Der aus einer altrömischen Adelsfamilie der Julier stammende Julius Caesar hatte eine steile Karriere in der römischen Hierarchie hinter sich. Er war Senator und Konsul, Verwalter von Provinzen und ein erfolgreicher Befehlshaber. Er ist bis heute durch seine in klarer Sprache verfassten „Kommentare über den Gallischen Krieg“ bekannt, in denen er die von ihm geführten Schlachten gegen die gallischen Stämme beschrieb und auch die Lebensverhältnissen, Sitten und Gebräuche der Gallier, Germanen und Britannier kommentierte. Lange prägten diese seit der Renaissance gedruckten Darlegungen das Bild der Völker außerhalb des Römischen Reichs, die aber schon seit Langem durch die Geschichtsforschung und Archäologie zu großen Teilen in das Reich der Legende verwiesen wurden. Aus Caesars mehrfach in Schauspielen und Filmen kolportierten Liebesverhältnis mit der ägyptischen Königin Kleopatra ging der gemeinsame Sohn Caesarion (kleiner Caesar) hervor.

„Ich kam, ich sah, ich siegte“

Nahezu vollständig erhalten sind Caesars autobiographisch-historische Abhandlungen. Berühmt wurde die „Commentarii de bello Gallico". Sie dienten vor allem der Rechtfertigung seiner Feldzüge gegen die Gallier. Da Caesar in eigenem Interesse schrieb, ist sein Werk als objektive historische Quelle umstritten, wird aber wegen seiner klaren Sprache im Lateinunterricht gern verwendet.
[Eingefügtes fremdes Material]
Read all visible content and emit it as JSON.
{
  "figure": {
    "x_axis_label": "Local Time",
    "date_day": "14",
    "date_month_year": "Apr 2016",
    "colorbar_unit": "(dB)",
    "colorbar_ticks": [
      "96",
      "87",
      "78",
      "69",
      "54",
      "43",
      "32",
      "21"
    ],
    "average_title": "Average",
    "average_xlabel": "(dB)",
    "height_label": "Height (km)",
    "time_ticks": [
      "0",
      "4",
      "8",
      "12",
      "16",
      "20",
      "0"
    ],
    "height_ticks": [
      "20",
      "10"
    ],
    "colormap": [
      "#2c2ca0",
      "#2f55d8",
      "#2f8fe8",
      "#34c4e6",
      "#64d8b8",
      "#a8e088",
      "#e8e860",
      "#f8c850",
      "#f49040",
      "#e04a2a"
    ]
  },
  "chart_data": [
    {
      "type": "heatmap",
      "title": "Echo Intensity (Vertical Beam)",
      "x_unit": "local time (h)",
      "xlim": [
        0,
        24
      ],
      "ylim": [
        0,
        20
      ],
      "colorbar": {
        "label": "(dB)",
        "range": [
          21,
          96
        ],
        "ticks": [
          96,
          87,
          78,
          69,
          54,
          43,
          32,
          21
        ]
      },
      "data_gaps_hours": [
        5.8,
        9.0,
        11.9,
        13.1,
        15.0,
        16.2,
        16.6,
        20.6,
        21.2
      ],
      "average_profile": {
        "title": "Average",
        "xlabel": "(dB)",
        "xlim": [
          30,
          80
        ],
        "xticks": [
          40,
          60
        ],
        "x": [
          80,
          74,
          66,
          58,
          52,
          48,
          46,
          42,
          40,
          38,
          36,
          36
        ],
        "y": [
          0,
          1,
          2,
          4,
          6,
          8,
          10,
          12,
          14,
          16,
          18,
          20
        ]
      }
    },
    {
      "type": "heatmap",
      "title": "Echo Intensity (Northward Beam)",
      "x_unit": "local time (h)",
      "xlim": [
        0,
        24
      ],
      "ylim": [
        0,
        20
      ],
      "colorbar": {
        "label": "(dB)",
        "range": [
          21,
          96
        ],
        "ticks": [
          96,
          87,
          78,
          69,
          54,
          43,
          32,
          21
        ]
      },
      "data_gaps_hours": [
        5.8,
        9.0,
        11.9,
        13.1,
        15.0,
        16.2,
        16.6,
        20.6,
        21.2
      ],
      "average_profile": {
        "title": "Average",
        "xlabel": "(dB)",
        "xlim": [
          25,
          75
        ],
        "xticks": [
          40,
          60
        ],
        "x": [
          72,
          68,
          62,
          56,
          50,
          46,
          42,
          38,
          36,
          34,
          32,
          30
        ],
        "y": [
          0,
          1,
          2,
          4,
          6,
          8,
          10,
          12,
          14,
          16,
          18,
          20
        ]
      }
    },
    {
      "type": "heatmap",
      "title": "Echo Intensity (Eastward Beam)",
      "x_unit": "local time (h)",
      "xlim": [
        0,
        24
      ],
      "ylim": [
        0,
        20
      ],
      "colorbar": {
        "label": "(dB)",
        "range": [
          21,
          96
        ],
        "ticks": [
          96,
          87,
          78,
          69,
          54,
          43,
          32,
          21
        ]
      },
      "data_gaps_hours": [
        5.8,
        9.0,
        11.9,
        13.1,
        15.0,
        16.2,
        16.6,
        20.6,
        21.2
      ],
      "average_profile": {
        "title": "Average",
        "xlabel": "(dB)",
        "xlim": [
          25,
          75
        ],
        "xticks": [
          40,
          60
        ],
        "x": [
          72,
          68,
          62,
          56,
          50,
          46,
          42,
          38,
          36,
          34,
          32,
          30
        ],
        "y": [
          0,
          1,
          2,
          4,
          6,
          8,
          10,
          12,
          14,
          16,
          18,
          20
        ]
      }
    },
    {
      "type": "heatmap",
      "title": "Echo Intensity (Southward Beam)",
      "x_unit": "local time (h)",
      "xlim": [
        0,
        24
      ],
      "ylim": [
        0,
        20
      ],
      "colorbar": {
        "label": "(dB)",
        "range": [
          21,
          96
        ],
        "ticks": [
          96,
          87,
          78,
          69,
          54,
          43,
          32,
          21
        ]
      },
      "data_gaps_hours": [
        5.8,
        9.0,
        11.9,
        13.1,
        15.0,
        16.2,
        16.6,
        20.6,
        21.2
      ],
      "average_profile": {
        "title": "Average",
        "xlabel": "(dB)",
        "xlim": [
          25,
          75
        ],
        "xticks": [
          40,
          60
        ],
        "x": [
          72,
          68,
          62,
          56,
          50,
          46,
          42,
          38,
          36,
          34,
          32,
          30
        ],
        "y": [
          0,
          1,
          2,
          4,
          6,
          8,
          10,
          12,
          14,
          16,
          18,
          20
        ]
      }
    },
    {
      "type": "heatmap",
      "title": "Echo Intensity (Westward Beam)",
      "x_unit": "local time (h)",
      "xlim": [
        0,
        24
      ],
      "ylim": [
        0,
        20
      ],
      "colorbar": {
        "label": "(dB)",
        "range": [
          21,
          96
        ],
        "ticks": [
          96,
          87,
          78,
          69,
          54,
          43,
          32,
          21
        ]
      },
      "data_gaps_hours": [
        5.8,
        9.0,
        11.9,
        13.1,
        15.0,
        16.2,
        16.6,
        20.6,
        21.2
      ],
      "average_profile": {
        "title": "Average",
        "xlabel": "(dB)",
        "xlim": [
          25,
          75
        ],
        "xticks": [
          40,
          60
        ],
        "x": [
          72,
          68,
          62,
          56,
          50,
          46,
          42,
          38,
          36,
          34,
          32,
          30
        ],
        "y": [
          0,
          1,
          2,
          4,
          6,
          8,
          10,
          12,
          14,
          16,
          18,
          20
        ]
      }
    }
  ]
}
Von den Germanen behauptete Caesar, sie würden ohne Kultur in dürftigen, ärmlichen und entbehrungsreichen Verhältnissen leben, während es die Galliern wegen ihrer Nähe zu den römischen Provinzen und ihrer Kenntnis überseeischer Verhältnisse zu Reichtum und Verfeinerung der Lebensweise gebracht hätten. In römischer Zeit galten alle Menschen außerhalb des griechisch-römischen Kulturkreises als Barbaren. Das Bild, das Caesar und anderen antiken Autoren von ihnen gemalt hat, bestimmte die Kunst und Literatur in späteren Epochen. Der barocke Kupferstich zeigt, wie die Römer den mit Fellen bekleideten Germanen Kultur und Sitte überbringen.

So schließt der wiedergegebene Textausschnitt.